Yesterday five Democratic candidates (Obama, Edwards, Richardson, Biden, Kucinich) pulled their name off the ballot for the January 15 presidential primary in Michigan, leaving Christopher Dodd as the only obstacle to a victory by Hillary Clinton in that state. (And both Clinton and Dodd have promised not to actually campaign in Michigan.) See Boston Globe story here.

The reason for boycotting a state of 10 million people is to avoid offending New Hampshire’s 1.3 million people and their first-in-the-nation primary. But I’m not writing to criticize New Hampshire Democratic primary voters, who have done an admirable job of objectively scrutinizing all the presidential candidates and then usually picking someone from Massachusetts (Dukakis, Tsongas, Kerry).

I’m more disappointed by the lack of juicy data that could have come out of a contested Michigan primary. Michigan would have been Hillary Clinton’s first real primary contest in a major state (she never had any credible Democratic challengers running for the US Senate in New York), and it would have provided a lot of clues about her potential strength in wealthy suburbs, blue-collar cities, and rural areas outside of idiosyncratic New England. It also would have been revealing to compare turnout on the Democratic and Republican sides of the primary, to see which party is better at getting out their voters.

Of course, we’ll get this kind of data from the February 5 mega-primary of more than 20 states — if the contest lasts that long, which will happen only if Clinton loses in Iowa, New Hampshire, or South Carolina.
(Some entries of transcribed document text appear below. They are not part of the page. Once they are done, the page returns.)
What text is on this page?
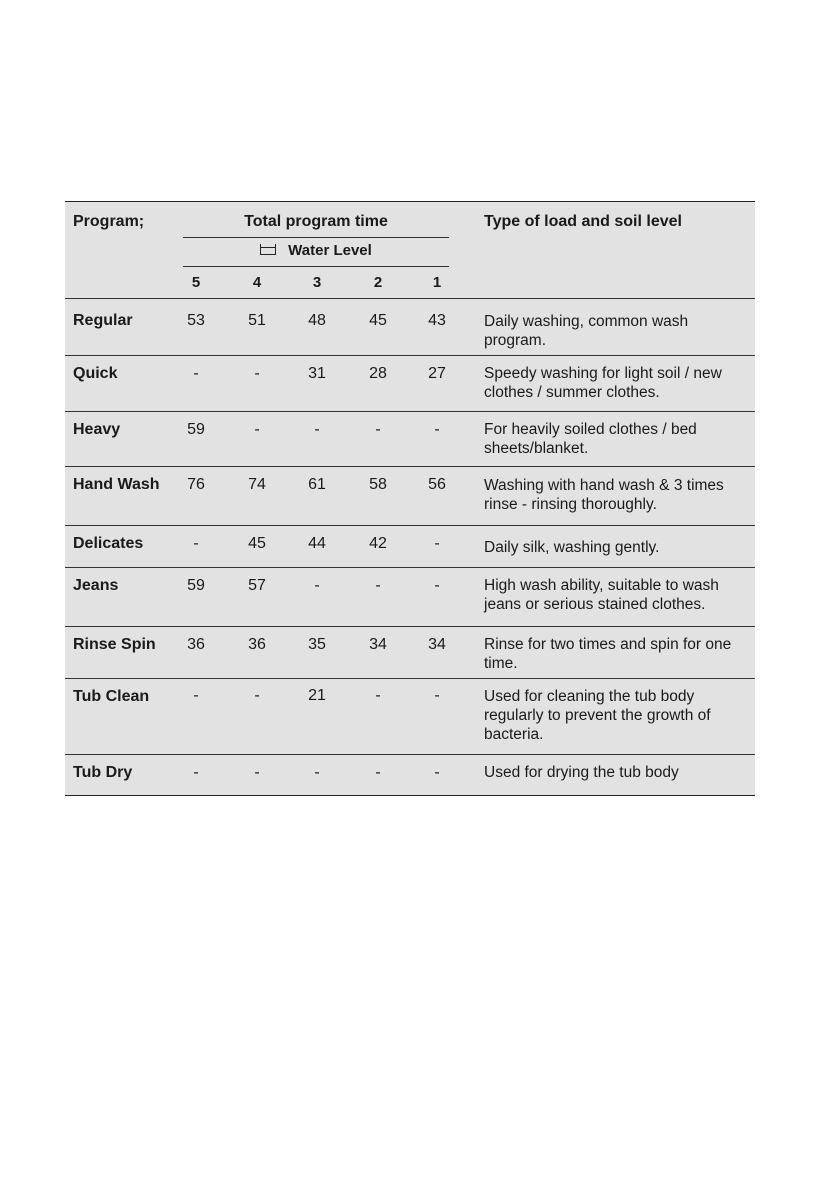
Program;	Total program time
Water Level
5	4	3	2	1
Type of load and soil level
Regular	53	51	48	45	43	Daily washing, common wash program.
Quick	-	-	31	28	27	Speedy washing for light soil / new clothes / summer clothes.
Heavy	59	-	-	-	-	For heavily soiled clothes / bed sheets/blanket.
Hand Wash	76	74	61	58	56	Washing with hand wash & 3 times rinse - rinsing thoroughly.
Delicates	-	45	44	42	-	Daily silk, washing gently.
Jeans	59	57	-	-	-	High wash ability, suitable to wash jeans or serious stained clothes.
Rinse Spin	36	36	35	34	34	Rinse for two times and spin for one time.
Tub Clean	-	-	21	-	-	Used for cleaning the tub body regularly to prevent the growth of bacteria.
Tub Dry	-	-	-	-	-	Used for drying the tub body
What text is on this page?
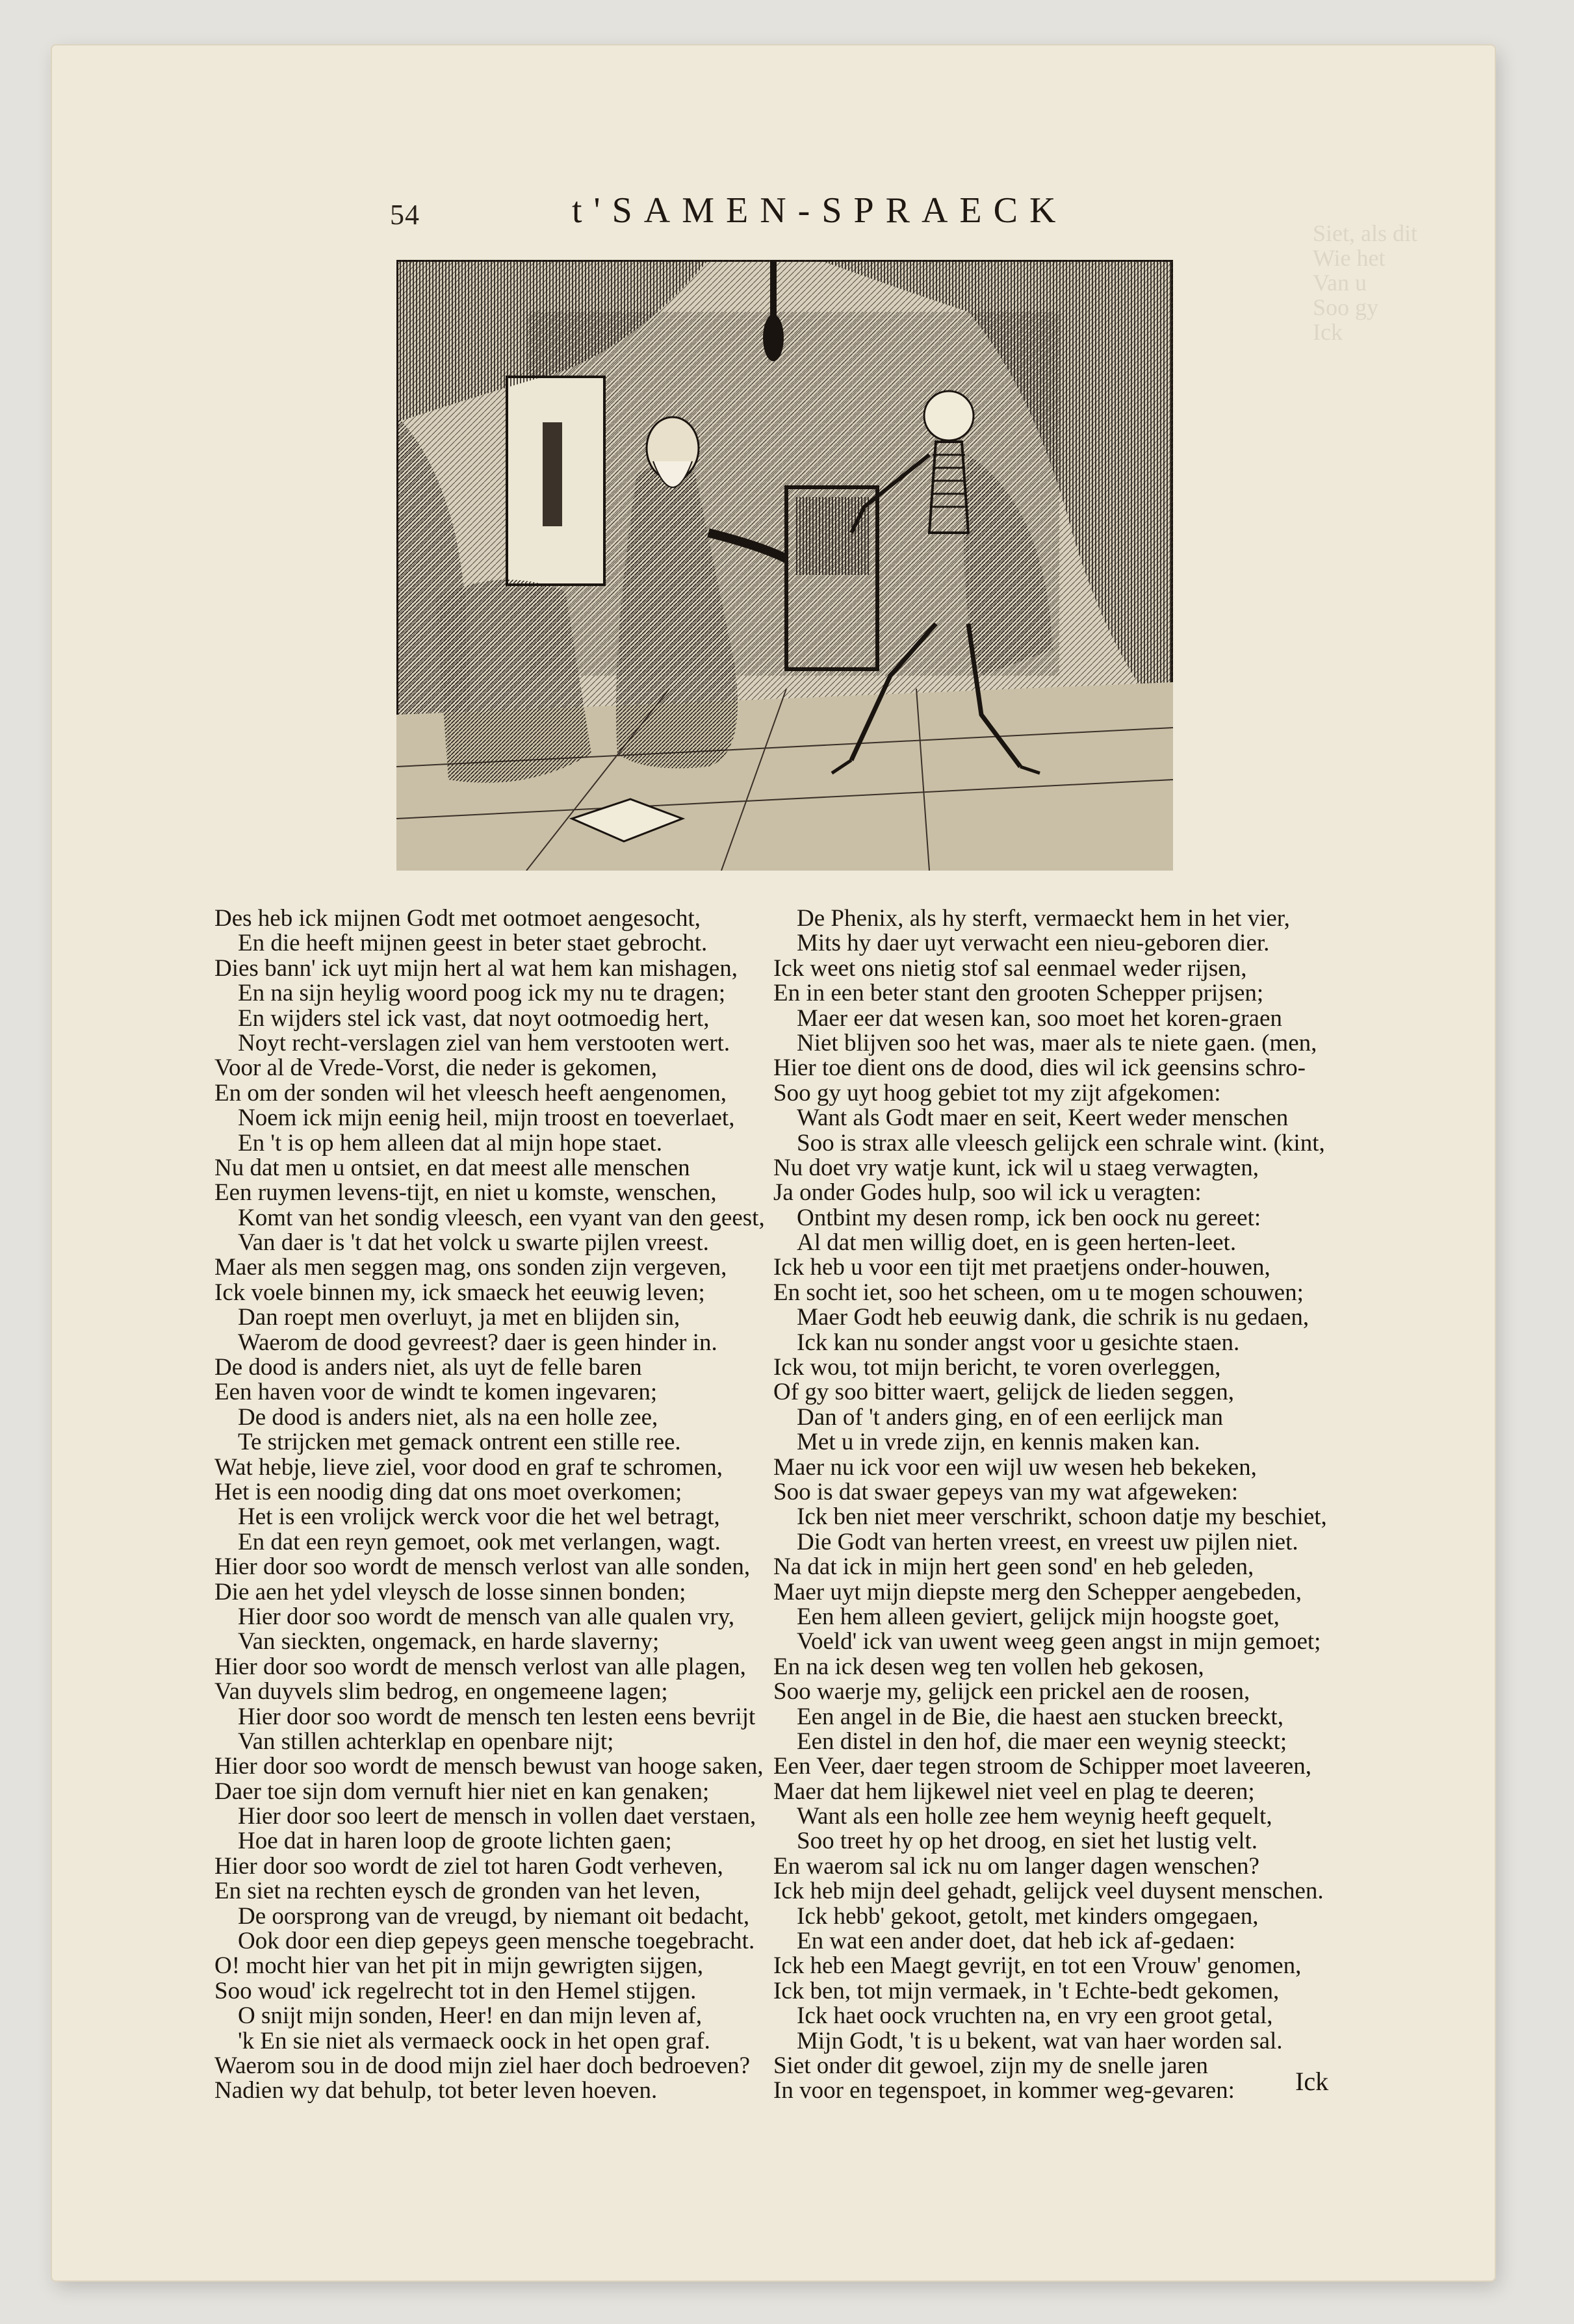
Siet, als dit
Wie het
Van u
Soo gy
Ick
54	t'SAMEN-SPRAECK
Des heb ick mijnen Godt met ootmoet aengesocht,
En die heeft mijnen geest in beter staet gebrocht.
Dies bann' ick uyt mijn hert al wat hem kan mishagen,
En na sijn heylig woord poog ick my nu te dragen;
En wijders stel ick vast, dat noyt ootmoedig hert,
Noyt recht-verslagen ziel van hem verstooten wert.
Voor al de Vrede-Vorst, die neder is gekomen,
En om der sonden wil het vleesch heeft aengenomen,
Noem ick mijn eenig heil, mijn troost en toeverlaet,
En 't is op hem alleen dat al mijn hope staet.
Nu dat men u ontsiet, en dat meest alle menschen
Een ruymen levens-tijt, en niet u komste, wenschen,
Komt van het sondig vleesch, een vyant van den geest,
Van daer is 't dat het volck u swarte pijlen vreest.
Maer als men seggen mag, ons sonden zijn vergeven,
Ick voele binnen my, ick smaeck het eeuwig leven;
Dan roept men overluyt, ja met en blijden sin,
Waerom de dood gevreest? daer is geen hinder in.
De dood is anders niet, als uyt de felle baren
Een haven voor de windt te komen ingevaren;
De dood is anders niet, als na een holle zee,
Te strijcken met gemack ontrent een stille ree.
Wat hebje, lieve ziel, voor dood en graf te schromen,
Het is een noodig ding dat ons moet overkomen;
Het is een vrolijck werck voor die het wel betragt,
En dat een reyn gemoet, ook met verlangen, wagt.
Hier door soo wordt de mensch verlost van alle sonden,
Die aen het ydel vleysch de losse sinnen bonden;
Hier door soo wordt de mensch van alle qualen vry,
Van sieckten, ongemack, en harde slaverny;
Hier door soo wordt de mensch verlost van alle plagen,
Van duyvels slim bedrog, en ongemeene lagen;
Hier door soo wordt de mensch ten lesten eens bevrijt
Van stillen achterklap en openbare nijt;
Hier door soo wordt de mensch bewust van hooge saken,
Daer toe sijn dom vernuft hier niet en kan genaken;
Hier door soo leert de mensch in vollen daet verstaen,
Hoe dat in haren loop de groote lichten gaen;
Hier door soo wordt de ziel tot haren Godt verheven,
En siet na rechten eysch de gronden van het leven,
De oorsprong van de vreugd, by niemant oit bedacht,
Ook door een diep gepeys geen mensche toegebracht.
O! mocht hier van het pit in mijn gewrigten sijgen,
Soo woud' ick regelrecht tot in den Hemel stijgen.
O snijt mijn sonden, Heer! en dan mijn leven af,
'k En sie niet als vermaeck oock in het open graf.
Waerom sou in de dood mijn ziel haer doch bedroeven?
Nadien wy dat behulp, tot beter leven hoeven.
De Phenix, als hy sterft, vermaeckt hem in het vier,
Mits hy daer uyt verwacht een nieu-geboren dier.
Ick weet ons nietig stof sal eenmael weder rijsen,
En in een beter stant den grooten Schepper prijsen;
Maer eer dat wesen kan, soo moet het koren-graen
Niet blijven soo het was, maer als te niete gaen. (men,
Hier toe dient ons de dood, dies wil ick geensins schro-
Soo gy uyt hoog gebiet tot my zijt afgekomen:
Want als Godt maer en seit, Keert weder menschen
Soo is strax alle vleesch gelijck een schrale wint. (kint,
Nu doet vry watje kunt, ick wil u staeg verwagten,
Ja onder Godes hulp, soo wil ick u veragten:
Ontbint my desen romp, ick ben oock nu gereet:
Al dat men willig doet, en is geen herten-leet.
Ick heb u voor een tijt met praetjens onder-houwen,
En socht iet, soo het scheen, om u te mogen schouwen;
Maer Godt heb eeuwig dank, die schrik is nu gedaen,
Ick kan nu sonder angst voor u gesichte staen.
Ick wou, tot mijn bericht, te voren overleggen,
Of gy soo bitter waert, gelijck de lieden seggen,
Dan of 't anders ging, en of een eerlijck man
Met u in vrede zijn, en kennis maken kan.
Maer nu ick voor een wijl uw wesen heb bekeken,
Soo is dat swaer gepeys van my wat afgeweken:
Ick ben niet meer verschrikt, schoon datje my beschiet,
Die Godt van herten vreest, en vreest uw pijlen niet.
Na dat ick in mijn hert geen sond' en heb geleden,
Maer uyt mijn diepste merg den Schepper aengebeden,
Een hem alleen geviert, gelijck mijn hoogste goet,
Voeld' ick van uwent weeg geen angst in mijn gemoet;
En na ick desen weg ten vollen heb gekosen,
Soo waerje my, gelijck een prickel aen de roosen,
Een angel in de Bie, die haest aen stucken breeckt,
Een distel in den hof, die maer een weynig steeckt;
Een Veer, daer tegen stroom de Schipper moet laveeren,
Maer dat hem lijkewel niet veel en plag te deeren;
Want als een holle zee hem weynig heeft gequelt,
Soo treet hy op het droog, en siet het lustig velt.
En waerom sal ick nu om langer dagen wenschen?
Ick heb mijn deel gehadt, gelijck veel duysent menschen.
Ick hebb' gekoot, getolt, met kinders omgegaen,
En wat een ander doet, dat heb ick af-gedaen:
Ick heb een Maegt gevrijt, en tot een Vrouw' genomen,
Ick ben, tot mijn vermaek, in 't Echte-bedt gekomen,
Ick haet oock vruchten na, en vry een groot getal,
Mijn Godt, 't is u bekent, wat van haer worden sal.
Siet onder dit gewoel, zijn my de snelle jaren
In voor en tegenspoet, in kommer weg-gevaren:	Ick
Ironically, the patron saint of long-shot candidates, Jimmy Carter, won the Democratic nomination in 1976 largely because he was the only one who competed in every contest, whether it was a caucus, a primary, or a “beauty contest” that didn’t actually award convention delegates. (Michigan in 2008 may actually fall into that last category.) The constant news stories about Carter victories overwhelmed the candidates who had decided to compete in only a few selected states.